Your period tracker knows some of your most personal health details. The question is whether it keeps them private. Mozilla has published a new privacy review of six popular period tracking apps, ranking them from best to worst based on how they collect, store, and share sensitive reproductive health data.
One app earned a perfect score for keeping data on your device, while another landed at the bottom after researchers found it shared users’ health information with an analytics company. These findings arrive at a time when privacy around reproductive health data remains a growing concern, especially after the overturning of Roe v. Wade in the US.
Which period trackers did Mozilla rank best and worst?

Mozilla partnered with researchers from Harvard’s Berkman Klein Center and the University of Illinois to evaluate six apps through privacy policy reviews and technical testing. Here’s how they ranked:
- Euki (10/10): a nonprofit, open-source tracker that keeps everything stored locally on your device with no account required.
- Clue (8/10): a clinically minded German app that lets you separately control data sharing for research, analytics, and advertising.
- Flo (7/10): the most data-hungry tracker with an AI symptom chatbot, though testing found it kept health data away from advertisers.
- Period Calendar (6/10): the only ad-supported app tested, sending device details to Google and InMobi from the moment it opens.

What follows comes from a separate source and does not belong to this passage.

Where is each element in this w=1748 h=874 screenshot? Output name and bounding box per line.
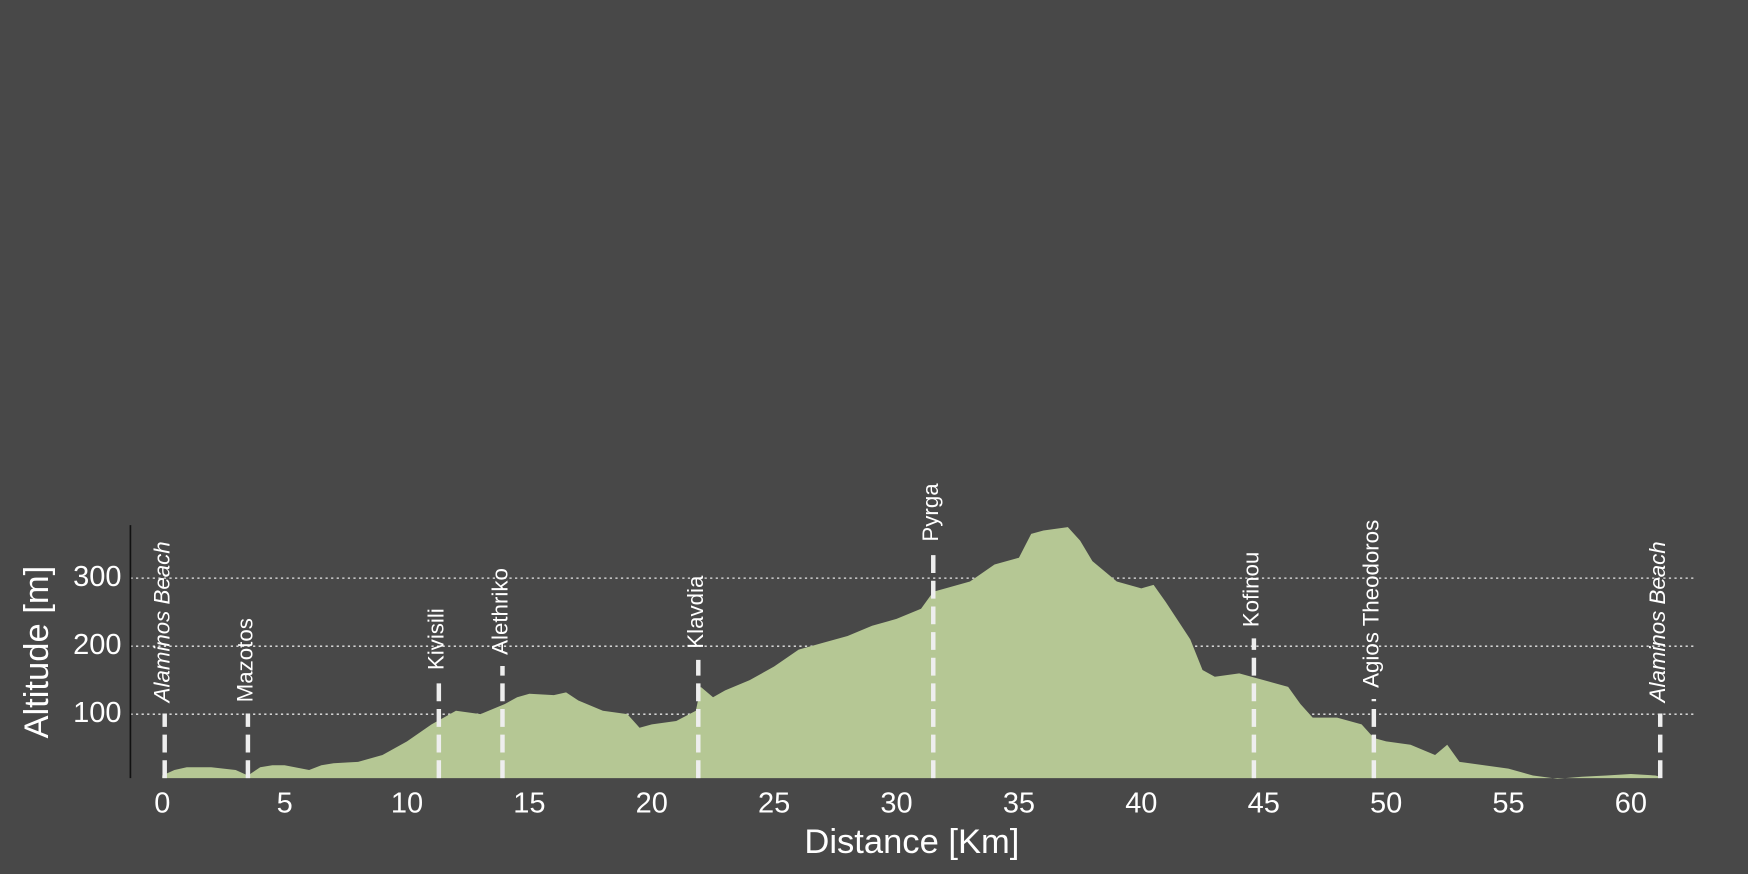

- Spot On (5/10): Planned Parenthood’s tracker is safe within the app itself but leaky through its in-app browser for provider searches.
- Stardust (2/10): an astrology-themed app caught sharing birthdates, birth control methods, pregnancy status, reproductive goals, moods, and symptoms with analytics firm RudderStack.
Why did Stardust receive the lowest score?

Despite marketing itself with the tagline “Your data is private. Period,” Mozilla found Stardust sharing sensitive reproductive details with analytics company RudderStack. However, Stardust disputed that conclusion, telling BBC that RudderStack only serves as a secure pipeline into its analytics system and does not receive personally identifiable information.
Euki, meanwhile, earned its perfect score for a simple reason – there is almost nothing to leak in the first place since your data never leaves your phone. If you rely on a period tracker, Mozilla’s report suggests looking beyond marketing claims and remaining informed about how your data is collected, stored, and shared.